Portrait

Leïla Martial, une rhapsodie bohémienne

Quelques remarques en passant sur la jeune vocaliste acrobatique.


Photo : Michael Parque

Nouvellement nommée artiste résidente en Pays de la Loire par le CRDJ, Leïla Martial multiplie les concerts dans la région. Le hasard du calendrier et la très bonne tenue de la programmation jazz de l’Onyx ont fait qu’elle s’est produite sur cette scène à deux reprises en novembre 2017.

La première fois avec le quartet d’Anne Paceo, la seconde avec Valentin Ceccaldi pour le duo FIL.
Le premier concert, sous le leadership de la batteuse, était le 70e concert de Circles. Chiffre rond, salle pleine, concert rondement mené et rappel chanté. Soixante-dix fois le même concert, ça peut lasser. Pourtant, on sent la même énergie dans la fougue de Leïla.

Bien campée sur ses deux jambes, micro en poigne, elle envoie ses mélismes face au saxophoniste Christophe Panzani, elle joute avec la batteuse, elle superpose ses traitements sonores à ceux de Tony Paeleman. Leïla est tout sourire, par moments. Elle est aussi comme une boxeuse au jeu de jambes délié. Toujours la main sur ses boutons de mixage, un pied jamais loin d’une pédale d’effet, elle arrive, coordonnée, à tout faire en même temps.

Leila Martial & Valentin Ceccaldi par Fabrice Journo

Avec Valentin Ceccaldi, c’est le duo. Il y a plus de risques. Un faux pas, et l’équilibre se rompt. Là encore, sur un répertoire de chansons, elle utilise sa voix comme une instrumentiste. Accentuant la fêlure comme d’autres le growl dans une trompette, claquant des aigus cristallins comme des envolées de flûtes ou des medium ronds comme des wha wha de trombones.

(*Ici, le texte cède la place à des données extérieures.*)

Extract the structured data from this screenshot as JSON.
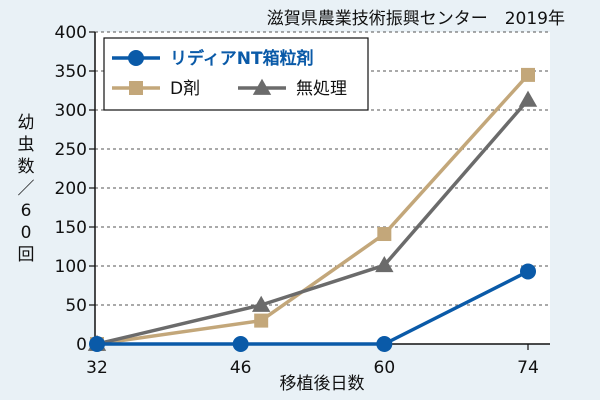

Sa diction est travaillée, les mots sonnent et l’on entend, en bout de mélodie, claquer la consonne de fin.

Leïla Martial, lorsqu’elle chante, se situe entre Barbara pour la classe dramatique et Nina Hagen pour l’énergie punk. C’est une position rare, qui ne tient qu’à un fil.

Rien d’étonnant d’ailleurs à ce que le duo FIL ait choisi des chansons très imagées, qui traversent les siècles. « The Cold Song » d’Henri Purcell, « Au bord de l’eau » de Gabriel Fauré ou « Oh, My Love » de John Lennon entre autres. Voilà trois compositeurs joailliers qui savaient tailler des bijoux de chansons. Les arrangements du duo sont d’ailleurs magnifiques et, sachant le travail de composition et d’orchestration dont est capable Valentin Ceccaldi lorsqu’il a sous la main le Grand Orchestre du Tricot, on sent ici toute la concentration, toute l’essence de son savoir-faire au service de cordes vibrantes.
Les chansons sont travaillées comme des rhapsodies, avec des structures qui vagabondent, un fil narratif qui se déroule comme une route de montagne. On se laisse emporter.

On retrouvera avec plaisir et curiosité la chanteuse dans d’autres formes, comme le solo et un nouveau répertoire pour Baa Box, son fameux trio. En attendant, cette amoureuse de la voix multiplie les recherches et les expériences. Ce n’est qu’un début donc, nous la suivrons.